HARRISBURG (TNS) — Pennsylvania voters will get to see the one and only U.S. Senate debate Tuesday night when Democrat John Fetterman and Republican Dr. Mehmet Oz square off in a Harrisburg TV studio.
In fact, it will be the only debate in either statewide race this year. Democratic governor candidate Josh Shapiro, the state’s attorney general, and Republican candidate Doug Mastriano, a state senator, failed to reach mutually agreeable terms on a debate format.
The hourlong Senate debate held at WHTM/ABC27 will be broadcast live at 8 p.m. by the following TV stations and websites:
WJET/YourErie.com
Other websites streaming the debate will include: Mytwintiers.com, Pix11.com, Wivb.com and dcnewsnow.com
Debate moderators will be ABC27 News anchor Dennis Owens and WPXI anchor Lisa Sylvester.
The Senate race between Oz and Fetterman, the state’s lieutenant governor, is considered critical for Democrats if they are to hold their tenuous grip on the chamber or hope to expand their majority.
Currently, the Senate is split 50/50 with Vice President Kamala Harris serving as the tiebreaker for Democrats.

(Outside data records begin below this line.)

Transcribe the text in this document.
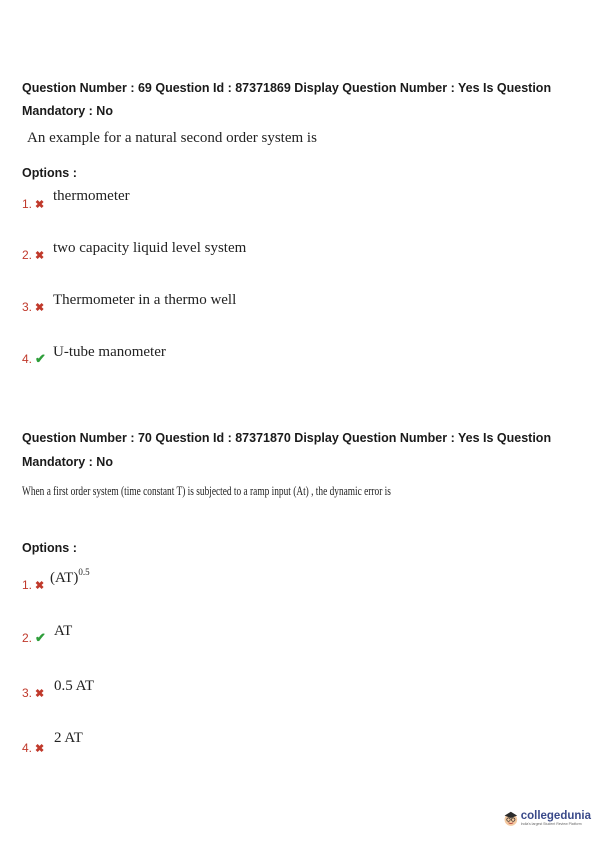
Question Number : 69 Question Id : 87371869 Display Question Number : Yes Is Question
Mandatory : No
An example for a natural second order system is
Options :
1. ✖
thermometer
2. ✖ two capacity liquid level system
3. ✖ Thermometer in a thermo well
4. ✔ U-tube manometer
Question Number : 70 Question Id : 87371870 Display Question Number : Yes Is Question
Mandatory : No
When a first order system (time constant T) is subjected to a ramp input (At) , the dynamic error is
Options :
1. ✖ (AT)$^{0.5}$
2. ✔ AT
3. ✖ 0.5 AT
4. ✖
2 AT
collegedunia
India's largest Student Review Platform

Fetterman declined numerous other debate invitations, fueling attacks from Republicans and the Oz campaign that Fetterman is hiding from voters.
“John Fetterman must think this is a game, dodging serious debates,” Oz campaign spokesperson Brittany Yanick said in a statement last week, “but John Fetterman can’t play the people of Pennsylvania, and he can’t hide his radical views forever.”
Oz has also complained that Tuesday’s debate will come weeks after voters began casting mail-in ballots.
“This has never really been about debates for Dr. Oz,” Fetterman said in a Sept. 7 statement. “This whole thing has been about Dr. Oz and his team mocking me for having a stroke because they’ve got nothing else.”
Fetterman’s campaign has said that in 2020, when the pandemic spurred huge mail-in voting numbers, that 83 percent of ballots were still cast in the two weeks leading up to Election Day, and that Pennsylvania U.S. Senate debates have traditionally been held in mid- to late-October.
“There is literally zero precedent in modern times for having U.S. Senate debates in Pennsylvania in early September. That was never going to happen,” Fetterman said in that September statement.
Oz’s campaign has repeatedly questioned why Fetterman declined seven other debates that Oz agreed to, suggesting that the Democrat doesn’t want to defend his record or make verbal stumbles as he continues to recuperate from a May 13 stroke.
Fetterman, however, has been open about his auditory processing issues while he recovers and his subsequent need to use closed captioning in interviews since July, as well as in Tuesday’s debate.
The Oz campaign sought an additional 30 minutes in the debate to accommodate for the down time it says will result from closed captioning, but the Fetterman camp refused to extend it beyond an hour.